Ezekiel 13:22ExégèseBAT

Ezekiel 13 : 22 Justice | Tromperie | Repentance
22. Exégèse Linguistique
Le verset débute par la particule causale ya‘an {יַ֣עַן | yā‘an} ‘parce que’, introduisant la première réprimande.
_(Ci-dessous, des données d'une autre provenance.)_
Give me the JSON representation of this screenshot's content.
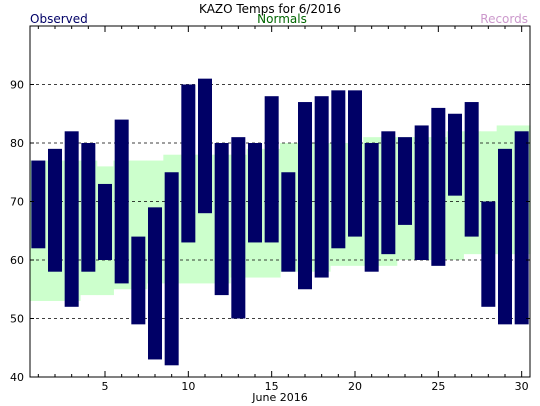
{
  "chart_data": {
    "type": "bar",
    "title": "KAZO Temps for 6/2016",
    "xlabel": "June 2016",
    "ylabel": "",
    "legend": {
      "observed": "Observed",
      "normals": "Normals",
      "records": "Records"
    },
    "colors": {
      "observed": "#000066",
      "normals": "#006600",
      "normals_fill": "#ccffcc",
      "records": "#cc99cc",
      "grid": "#000000",
      "background": "#ffffff"
    },
    "ylim": [
      40,
      100
    ],
    "yticks": [
      40,
      50,
      60,
      70,
      80,
      90
    ],
    "xlim": [
      0.5,
      30.5
    ],
    "xticks": [
      5,
      10,
      15,
      20,
      25,
      30
    ],
    "grid": "horizontal-dashed",
    "days": [
      1,
      2,
      3,
      4,
      5,
      6,
      7,
      8,
      9,
      10,
      11,
      12,
      13,
      14,
      15,
      16,
      17,
      18,
      19,
      20,
      21,
      22,
      23,
      24,
      25,
      26,
      27,
      28,
      29,
      30
    ],
    "series": [
      {
        "name": "Observed",
        "high": [
          77,
          79,
          82,
          80,
          73,
          84,
          64,
          69,
          75,
          90,
          91,
          80,
          81,
          80,
          88,
          75,
          87,
          88,
          89,
          89,
          80,
          82,
          81,
          83,
          86,
          85,
          87,
          70,
          79,
          82
        ],
        "low": [
          62,
          58,
          52,
          58,
          60,
          56,
          49,
          43,
          42,
          63,
          68,
          54,
          50,
          63,
          63,
          58,
          55,
          57,
          62,
          64,
          58,
          61,
          66,
          60,
          59,
          71,
          64,
          52,
          49,
          49
        ]
      },
      {
        "name": "Normals",
        "high": [
          77,
          77,
          77,
          77,
          76,
          77,
          77,
          77,
          78,
          78,
          78,
          78,
          78,
          79,
          79,
          80,
          80,
          80,
          80,
          80,
          81,
          81,
          81,
          81,
          81,
          82,
          82,
          82,
          83,
          83
        ],
        "low": [
          53,
          53,
          53,
          54,
          54,
          55,
          55,
          56,
          56,
          56,
          56,
          56,
          57,
          57,
          57,
          58,
          58,
          58,
          59,
          59,
          59,
          59,
          60,
          60,
          60,
          60,
          61,
          61,
          61,
          61
        ]
      }
    ]
  }
}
L’infinitif construct hak‘ot {הַכְאוֹ֤ת | haḵʾôt} ‘affliger’ précède le syntagme nominal lev-tsaddiq {לֵב־צַדִּיק֙ | lēḇ-ṣaddîq} ‘cœur du juste’, liant l’affliction à la justice. Šeqer {שֶׁ֔קֶר | šeqer} ‘mensonge’ désigne le moyen de tourment. La structure va‘anî lô hik‘avtîw {וַאֲנִ֖י לֹ֣א הִכְאַבְתִּ֑יו | va‘anî lōʾ hiḵʾāḇtîw} ‘moi je ne l’ai pas affligé’ encadre la défense divine. Ensuite, û-leḥazzēq {וּלְחַזֵּק֙ | û-ləḥazzēq} ‘et pour fortifier’ lance la deuxième séquence : yəḏê rāšā‘ {יְדֵ֣י רָשָׁ֔ע | yəḏê rāšā‘} ‘les mains du méchant’ comme complément d’objet, puis lə-viltî-šûv {לְבִלְתִּי־שׁ֛וּב | lə-ḇiltî-šûḇ} ‘afin de ne pas revenir’ exprime le but empêchant la repentance, et lə-hahăyôtô {לְהַחֲיוֹתֽוֹ | lə-hahăyôtô} ‘pour le faire vivre’ marque la conséquence : la survie injustifiée du méchant. Ce double schéma réprimande/défense et but/conséquence souligne la justice de Dieu face aux faux-prophètes.